Programs considering hiring student detailers can often rely on the flexibility of students’ schedules, as well as an enthusiasm and energy for learning that may exist in smaller quantities later in one’s career, when full-time roles in healthcare take priority. While many career-established clinicians may have little room in their schedules to squeeze in 1:1 sessions with fellow clinicians, students may have more of an ability to shift their schedules, especially if they are not yet carrying out residency.
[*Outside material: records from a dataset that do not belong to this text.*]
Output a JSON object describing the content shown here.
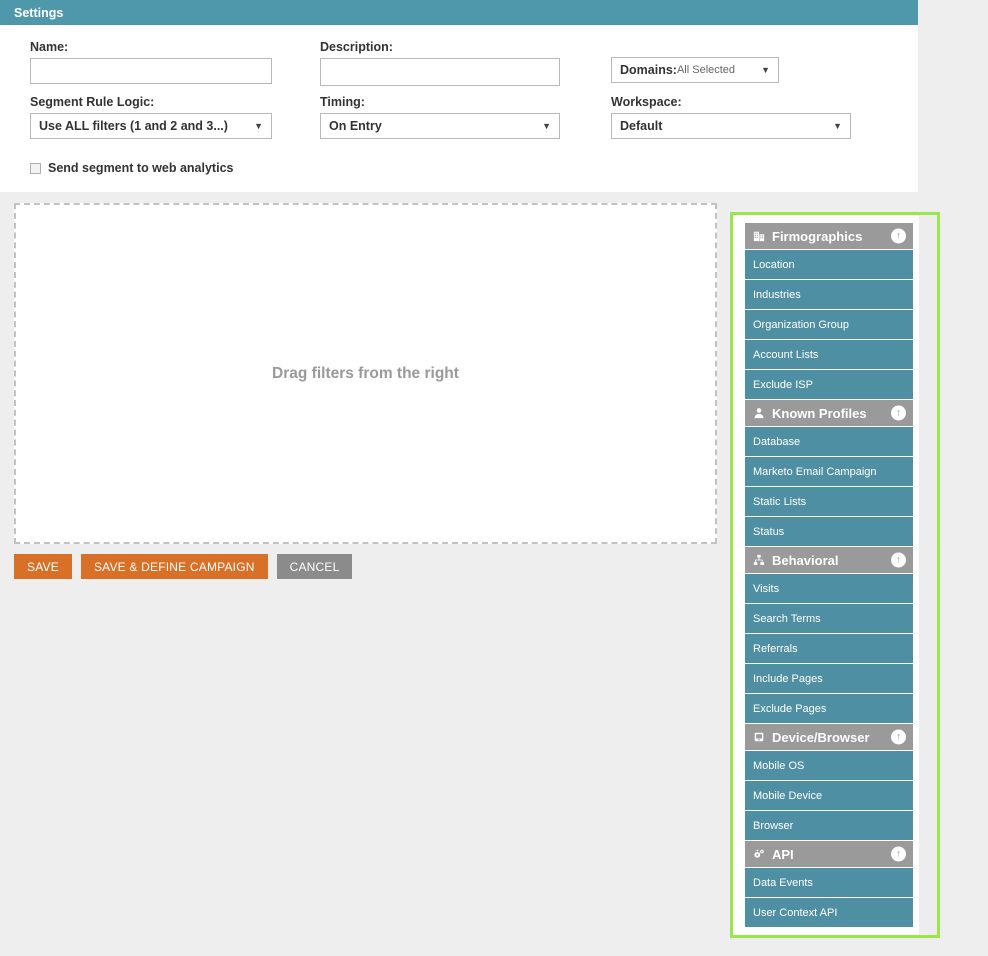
{
  "settings": {
    "title": "Settings",
    "name": {
      "label": "Name:",
      "value": "",
      "placeholder": ""
    },
    "description": {
      "label": "Description:",
      "value": "",
      "placeholder": ""
    },
    "domains": {
      "label": "Domains:",
      "value": "All Selected",
      "caret": "▼"
    },
    "segment_rule_logic": {
      "label": "Segment Rule Logic:",
      "value": "Use ALL filters (1 and 2 and 3...)",
      "caret": "▼"
    },
    "timing": {
      "label": "Timing:",
      "value": "On Entry",
      "caret": "▼"
    },
    "workspace": {
      "label": "Workspace:",
      "value": "Default",
      "caret": "▼"
    },
    "web_analytics": {
      "label": "Send segment to web analytics",
      "checked": false
    }
  },
  "dropzone": {
    "text": "Drag filters from the right"
  },
  "actions": {
    "save": "SAVE",
    "save_define_campaign": "SAVE & DEFINE CAMPAIGN",
    "cancel": "CANCEL"
  },
  "filter_panel": {
    "collapse_icon": "↑",
    "groups": [
      {
        "title": "Firmographics",
        "icon": "building-icon",
        "items": [
          "Location",
          "Industries",
          "Organization Group",
          "Account Lists",
          "Exclude ISP"
        ]
      },
      {
        "title": "Known Profiles",
        "icon": "person-icon",
        "items": [
          "Database",
          "Marketo Email Campaign",
          "Static Lists",
          "Status"
        ]
      },
      {
        "title": "Behavioral",
        "icon": "sitemap-icon",
        "items": [
          "Visits",
          "Search Terms",
          "Referrals",
          "Include Pages",
          "Exclude Pages"
        ]
      },
      {
        "title": "Device/Browser",
        "icon": "mobile-device-icon",
        "items": [
          "Mobile OS",
          "Mobile Device",
          "Browser"
        ]
      },
      {
        "title": "API",
        "icon": "gears-icon",
        "items": [
          "Data Events",
          "User Context API"
        ]
      }
    ]
  },
  "colors": {
    "titlebar": "#4f98ab",
    "filter_item": "#4f8fa3",
    "group_header": "#9a9a9a",
    "highlight_border": "#9ae64b",
    "primary_button": "#d97028",
    "cancel_button": "#8b8b8b"
  }
}
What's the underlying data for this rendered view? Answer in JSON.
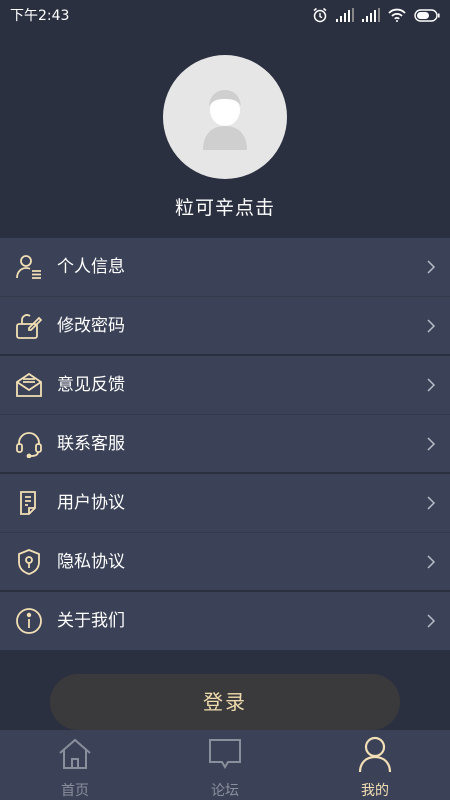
{
  "status_bar": {
    "time": "下午2:43",
    "icons": [
      "alarm-icon",
      "signal-icon",
      "signal-icon",
      "wifi-icon",
      "battery-icon"
    ]
  },
  "profile": {
    "avatar_icon": "default-avatar-icon",
    "username": "粒可辛点击"
  },
  "menu": {
    "groups": [
      [
        {
          "label": "个人信息",
          "icon": "user-info-icon"
        },
        {
          "label": "修改密码",
          "icon": "edit-lock-icon"
        }
      ],
      [
        {
          "label": "意见反馈",
          "icon": "mail-icon"
        },
        {
          "label": "联系客服",
          "icon": "headset-icon"
        }
      ],
      [
        {
          "label": "用户协议",
          "icon": "document-icon"
        },
        {
          "label": "隐私协议",
          "icon": "shield-icon"
        }
      ],
      [
        {
          "label": "关于我们",
          "icon": "info-icon"
        }
      ]
    ]
  },
  "login_button": {
    "label": "登录"
  },
  "tab_bar": {
    "tabs": [
      {
        "label": "首页",
        "icon": "home-icon",
        "active": false
      },
      {
        "label": "论坛",
        "icon": "chat-icon",
        "active": false
      },
      {
        "label": "我的",
        "icon": "person-icon",
        "active": true
      }
    ]
  },
  "colors": {
    "background": "#2b3040",
    "menu_item": "#3b4257",
    "accent_gold": "#f2dfb5",
    "inactive_tab": "#8a8f9c"
  }
}
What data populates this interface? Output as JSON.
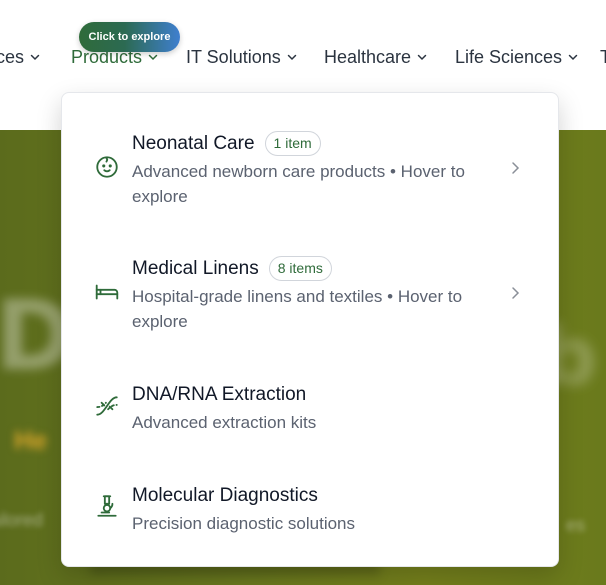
{
  "nav": {
    "items": [
      {
        "label": "ces",
        "active": false
      },
      {
        "label": "Products",
        "active": true
      },
      {
        "label": "IT Solutions",
        "active": false
      },
      {
        "label": "Healthcare",
        "active": false
      },
      {
        "label": "Life Sciences",
        "active": false
      },
      {
        "label": "T",
        "active": false
      }
    ],
    "tooltip": "Click to explore"
  },
  "dropdown": {
    "items": [
      {
        "title": "Neonatal Care",
        "badge": "1 item",
        "description": "Advanced newborn care products • Hover to explore",
        "icon": "baby-face-icon",
        "has_submenu": true
      },
      {
        "title": "Medical Linens",
        "badge": "8 items",
        "description": "Hospital-grade linens and textiles • Hover to explore",
        "icon": "bed-icon",
        "has_submenu": true
      },
      {
        "title": "DNA/RNA Extraction",
        "description": "Advanced extraction kits",
        "icon": "dna-icon",
        "has_submenu": false
      },
      {
        "title": "Molecular Diagnostics",
        "description": "Precision diagnostic solutions",
        "icon": "microscope-icon",
        "has_submenu": false
      }
    ]
  },
  "colors": {
    "accent": "#2f6b3a",
    "tooltip_gradient_start": "#2f6b3a",
    "tooltip_gradient_end": "#3f7fcf",
    "hero_background": "#6b7a1f"
  }
}
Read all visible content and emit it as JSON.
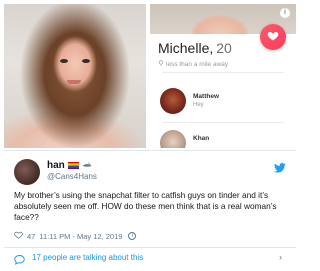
{
  "tinder": {
    "name": "Michelle,",
    "age": "20",
    "distance": "less than a mile away",
    "messages": [
      {
        "name": "Matthew",
        "text": "Hey"
      },
      {
        "name": "Khan",
        "text": ""
      }
    ],
    "info_symbol": "i"
  },
  "tweet": {
    "display_name": "han",
    "handle": "@Cans4Hans",
    "text": "My brother’s using the snapchat filter to catfish guys on tinder and it’s absolutely seen me off. HOW do these men think that is a real woman’s face??",
    "likes": "47",
    "timestamp": "11:11 PM - May 12, 2019",
    "info_symbol": "i"
  },
  "footer": {
    "talking": "17 people are talking about this"
  },
  "icons": {
    "heart_fab": "heart-icon",
    "location": "location-pin-icon",
    "twitter": "twitter-bird-icon",
    "like": "heart-outline-icon",
    "comment": "comment-icon",
    "chevron": "chevron-right-icon"
  },
  "colors": {
    "tinder_gradient_start": "#ff5a6a",
    "tinder_gradient_end": "#f53d5d",
    "twitter_blue": "#1da1f2",
    "link_blue": "#1b95e0",
    "muted": "#657786"
  }
}
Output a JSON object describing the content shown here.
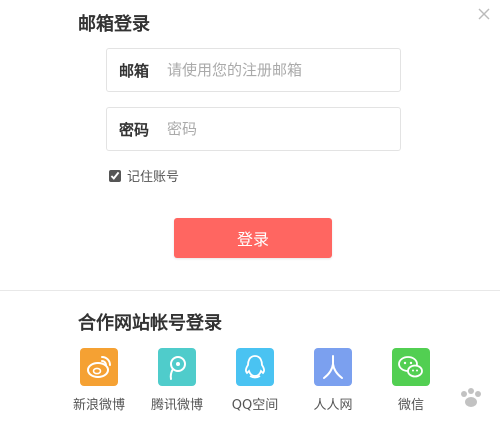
{
  "dialog": {
    "title": "邮箱登录",
    "email": {
      "label": "邮箱",
      "value": "",
      "placeholder": "请使用您的注册邮箱"
    },
    "password": {
      "label": "密码",
      "value": "",
      "placeholder": "密码"
    },
    "remember": {
      "label": "记住账号",
      "checked": true
    },
    "login_label": "登录",
    "partner_title": "合作网站帐号登录",
    "partners": [
      {
        "name": "新浪微博",
        "icon": "sina-weibo-icon",
        "color": "#f5a133"
      },
      {
        "name": "腾讯微博",
        "icon": "tencent-weibo-icon",
        "color": "#4fcccb"
      },
      {
        "name": "QQ空间",
        "icon": "qq-icon",
        "color": "#4ac3f2"
      },
      {
        "name": "人人网",
        "icon": "renren-icon",
        "color": "#7ba0ef"
      },
      {
        "name": "微信",
        "icon": "wechat-icon",
        "color": "#52cf52"
      }
    ]
  },
  "colors": {
    "login_button": "#ff6661",
    "border": "#e3e3e3"
  }
}
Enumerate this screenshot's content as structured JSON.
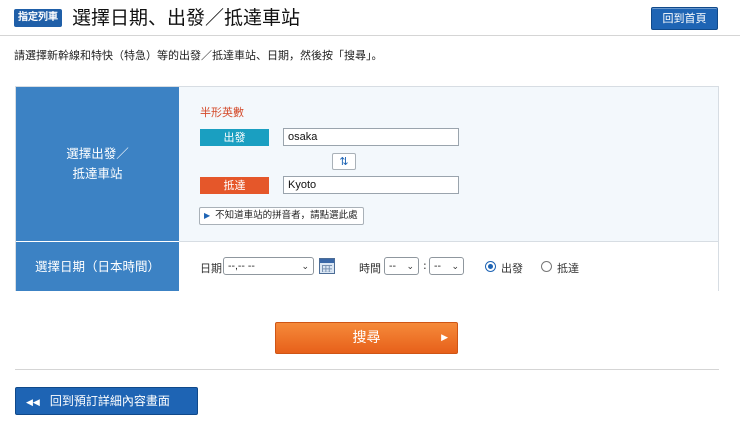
{
  "header": {
    "badge": "指定列車",
    "title": "選擇日期、出發／抵達車站",
    "home_button": "回到首頁"
  },
  "instruction": "請選擇新幹線和特快（特急）等的出發／抵達車站、日期，然後按「搜尋」。",
  "station_section": {
    "label_line1": "選擇出發／",
    "label_line2": "抵達車站",
    "hint": "半形英數",
    "departure_tag": "出發",
    "departure_value": "osaka",
    "arrival_tag": "抵達",
    "arrival_value": "Kyoto",
    "swap_icon": "⇅",
    "help_link": "不知道車站的拼音者，請點選此處"
  },
  "date_section": {
    "label": "選擇日期（日本時間）",
    "date_label": "日期",
    "date_value": "--,-- --",
    "time_label": "時間",
    "hour_value": "--",
    "minute_value": "--",
    "colon": ":",
    "radio_departure": "出發",
    "radio_arrival": "抵達",
    "selected_radio": "departure"
  },
  "search_button": "搜尋",
  "back_button": "回到預訂詳細內容畫面",
  "colors": {
    "primary_blue": "#1e64b4",
    "label_blue": "#3c82c4",
    "departure_teal": "#1a9fc1",
    "arrival_orange": "#e5572a",
    "search_orange": "#ee7426"
  }
}
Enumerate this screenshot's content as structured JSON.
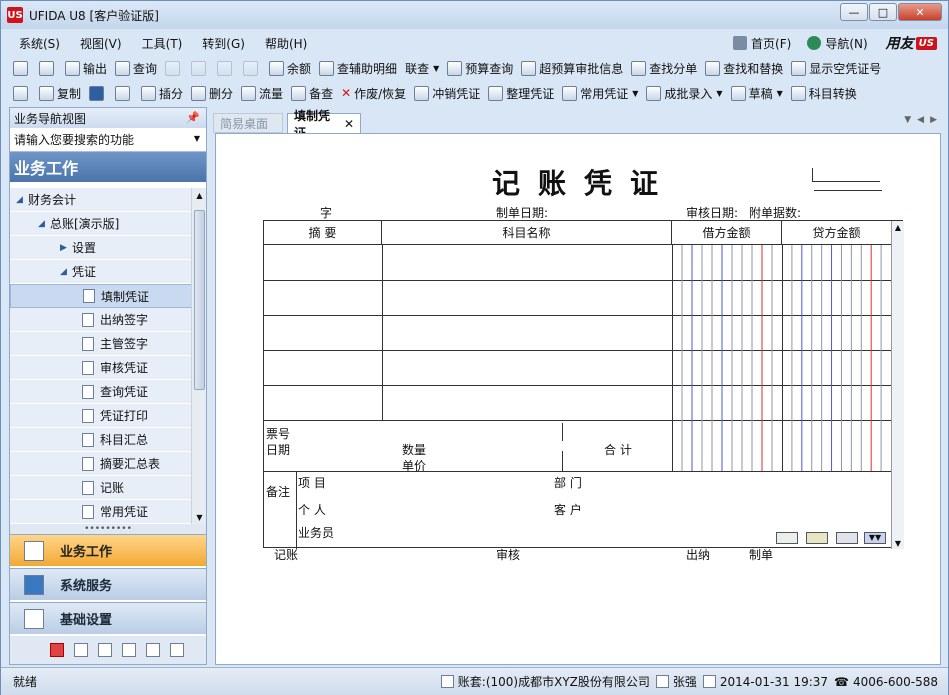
{
  "window": {
    "title": "UFIDA U8 [客户验证版]",
    "logo": "US"
  },
  "menu": {
    "items": [
      "系统(S)",
      "视图(V)",
      "工具(T)",
      "转到(G)",
      "帮助(H)"
    ],
    "home": "首页(F)",
    "nav": "导航(N)",
    "brand": "用友",
    "brand_box": "US"
  },
  "toolbar1": [
    "输出",
    "查询",
    "余额",
    "查辅助明细",
    "联查",
    "预算查询",
    "超预算审批信息",
    "查找分单",
    "查找和替换",
    "显示空凭证号"
  ],
  "toolbar2": [
    "复制",
    "插分",
    "删分",
    "流量",
    "备查",
    "作废/恢复",
    "冲销凭证",
    "整理凭证",
    "常用凭证",
    "成批录入",
    "草稿",
    "科目转换"
  ],
  "leftpane": {
    "header": "业务导航视图",
    "search_placeholder": "请输入您要搜索的功能",
    "section": "业务工作",
    "tree": [
      {
        "label": "财务会计",
        "level": 0,
        "type": "open"
      },
      {
        "label": "总账[演示版]",
        "level": 1,
        "type": "open"
      },
      {
        "label": "设置",
        "level": 2,
        "type": "closed"
      },
      {
        "label": "凭证",
        "level": 2,
        "type": "open"
      },
      {
        "label": "填制凭证",
        "level": 3,
        "type": "leaf",
        "selected": true
      },
      {
        "label": "出纳签字",
        "level": 3,
        "type": "leaf"
      },
      {
        "label": "主管签字",
        "level": 3,
        "type": "leaf"
      },
      {
        "label": "审核凭证",
        "level": 3,
        "type": "leaf"
      },
      {
        "label": "查询凭证",
        "level": 3,
        "type": "leaf"
      },
      {
        "label": "凭证打印",
        "level": 3,
        "type": "leaf"
      },
      {
        "label": "科目汇总",
        "level": 3,
        "type": "leaf"
      },
      {
        "label": "摘要汇总表",
        "level": 3,
        "type": "leaf"
      },
      {
        "label": "记账",
        "level": 3,
        "type": "leaf"
      },
      {
        "label": "常用凭证",
        "level": 3,
        "type": "leaf"
      }
    ],
    "nav_buttons": [
      "业务工作",
      "系统服务",
      "基础设置"
    ]
  },
  "tabs": {
    "inactive": "简易桌面",
    "active": "填制凭证"
  },
  "voucher": {
    "title": "记账凭证",
    "zi": "字",
    "make_date": "制单日期:",
    "audit_date": "审核日期:",
    "attach": "附单据数:",
    "col_summary": "摘 要",
    "col_account": "科目名称",
    "col_debit": "借方金额",
    "col_credit": "贷方金额",
    "ticket_no": "票号",
    "date": "日期",
    "quantity": "数量",
    "unit_price": "单价",
    "total": "合 计",
    "remark": "备注",
    "project": "项 目",
    "dept": "部 门",
    "person": "个 人",
    "customer": "客 户",
    "salesman": "业务员",
    "sign_book": "记账",
    "sign_audit": "审核",
    "sign_cashier": "出纳",
    "sign_maker": "制单"
  },
  "status": {
    "left": "就绪",
    "account": "账套:(100)成都市XYZ股份有限公司",
    "user": "张强",
    "datetime": "2014-01-31 19:37",
    "phone": "4006-600-588"
  }
}
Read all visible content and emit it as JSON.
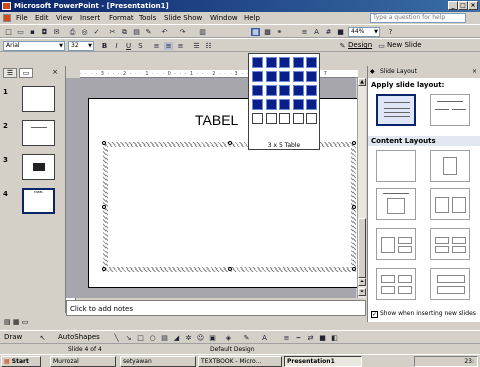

a reflections from Boone County’s Detailing Team, it’s clear that best practices in detailing should also consider the vast amounts of new information that students are absorbing early in their learning careers, and that learning clinical content may take longer to grasp. In addition, the comfort level with new clinical information may lead to less confidence in discussing best practices, especially with clinicians whose careers are much more established. Finding the right balance of tenacity, communications savvy, more time to ramp up to comfort in delivering and leading 1:1 sessions, an additional amount of technical assistance provided at more frequent intervals, and additional practice time or shadowing time with a mentor, can all benefit student detailers who are training to join a clinical outreach education team in a high burden area.
With these elements in place, a student detailer may be poised for success—however, other considerations include the fact that students may have new projects, graduation pending, or life events which may end up limiting their ability to dedicate consistent time to a project rolled out over many months.
Other reflections from the Boone County AD Team included looking carefully at the social climate in which AD interventions of this nature may be implemented. While no county is free of potential clinician-level or community-level stigma, particularly around issues such as opioid use disorder, Boone’s AD team shared a particularly challenging setting within which the local community was not as supportive of evidence-based harm reduction initiatives as would be beneficial. One detailer’s suggestion to raise the visibility of and advocacy for harm reduction included considering a public health campaign prior to a detailing campaign, to ensure that subsequent roll-out of detailing is more sustainable and met with an openness from clinicians to consider behavior change.
NaRCAD’s work with the public health department in Boone County, in partnership with the students and faculty of University of Charleston, West Virginia, provided the kinds of insights critical to learning from a pilot project of this nature. As with many pilot studies, any information gathered can illustrate a clearer picture of the landscape within which public health initiatives can be implemented, so that future projects may have a greater impact. With many thanks to the student and faculty team of Boone County’s Academic Detailing Project team, we and our partners are grateful to have learned so much over the past two years.